Suppose $X_1, ..., X_n$ form a random sample from the Poisson Distribution with unknown mean $\lambda$. Let $\lambda_0$ and $\lambda_1$ be specific values such that $\lambda_1>\lambda_0>0$ and suppose that it is desired to test the hypotheses $H_0: \lambda=\lambda_0$ and $H_1:\lambda=\lambda_1$.
a. Construct a test procedure that has size $\alpha$ and that minimizes $\beta$
b. Suppose $\lambda_0=\frac{1}{4}$, $\lambda_1=\frac{1}{2}$, and $n=20$. For $\alpha=0.05$, find the minimum value of $\beta$.

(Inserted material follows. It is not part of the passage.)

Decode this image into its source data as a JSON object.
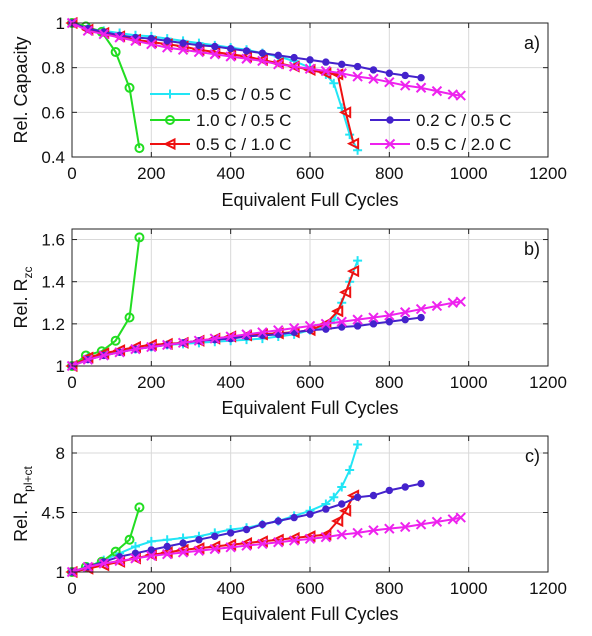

I can solve part A using Neyman-Pearson Lemma and I come up with a test procedure of $P(\sum_{i=1}^{n}x_i \geq c|\lambda=\lambda_0)=\alpha$ where $c$ is a constant. I'm maybe 80% sure on that answer, so if someone else comes up with something totally different, I'd appreciate feedback.
However, part B has me stumped. I am not completely sure how to do it. I think I need to solve the probability equation in part A for the constant $c$ and then use that to solve a new probability equation, that is: $P(\sum_{i=1}^{n}x_i \geq c|\lambda=\lambda_1)=1-\beta$.
The part that is really throwing me off is how to solve for $c$.I know $\sum_{i=1}^{n}x_i$ follows Poisson Distribution with parameter $n\lambda$, but where do I go from there?
I don't necessarily need specific answers as much as I need a gentle push in the right direction :)
For (b), the value $n\lambda$ for both hypothesis is either $5$ (under $H_0$) or $10$ (under $H_!$). So the probabilities can be calculated directly.
First find $c$ as such integer value that $$1-\sum_{k=0}^{c-1}\frac{5^k}{k!}e^{-5}\geq 0.05$$ and $$1-\sum_{k=0}^{c}\frac{5^k}{k!}e^{-5}\leq 0.05$$
We find $c$ as a value where $P(\sum_{i=1}^nX_i\geq c|\lambda=\lambda_0)$ jumps over a value of $0.05$, since there is no hope that the probability can fall to $0.05$ exactly.
$$1-\sum_{k=0}^8\frac{5^k}{k!}e^{-5}\approx 0.0681>0.05, \quad 1-\sum_{k=0}^9\frac{5^k}{k!}e^{-5}\approx 0.031828<0.05,$$ and then $c=9$.
Next the minimal (over all possible tests) value of $\beta$ equals $$ \beta= \mathbb P\left(\sum_{i=1}^{n}X_i < 9\mid\lambda=\lambda_1\right)=\sum_{k=0}^8\frac{10^k}{k!}e^{-10} = 0,332819678750719. $$
For both cases it is possible to use CLT instead of direct calculations. The distribution of $$\frac{\sum_{i=1}^{20}X_i-20\lambda}{\sqrt{20\lambda}}$$ is approximately normal $N(0,1)$ and $$ \mathbb P\left(\sum_{i=1}^{20}X_i\geq c\biggm|\lambda=\frac14\right)=\mathbb P\left(\frac{\sum_{i=1}^{20}X_i-5}{\sqrt{5}}\geq \frac{c-5}{\sqrt{5}}\right)\approx 1-\Phi\left(\frac{c-5}{\sqrt{5}}\right)=0.05 $$ From the table of $\Phi(x)$ find $\frac{c-5}{\sqrt{5}}\approx 1.645$ and $c\approx 8.678$. And then $$ \beta= \mathbb P\left(\sum_{i=1}^{n}X_i < 9\mid\lambda=\lambda_1\right)=\mathbb P\left(\frac{\sum_{i=1}^{20}X_i-10}{\sqrt{10}} < \frac{8.678-10}{\sqrt{10}}\right)\approx 1-\Phi\left(-0.418\right)=0.338.$$
Here I do not take in mind that $c$ should be integer since at this case the values obtained by normal approximation will be very far from the exact values.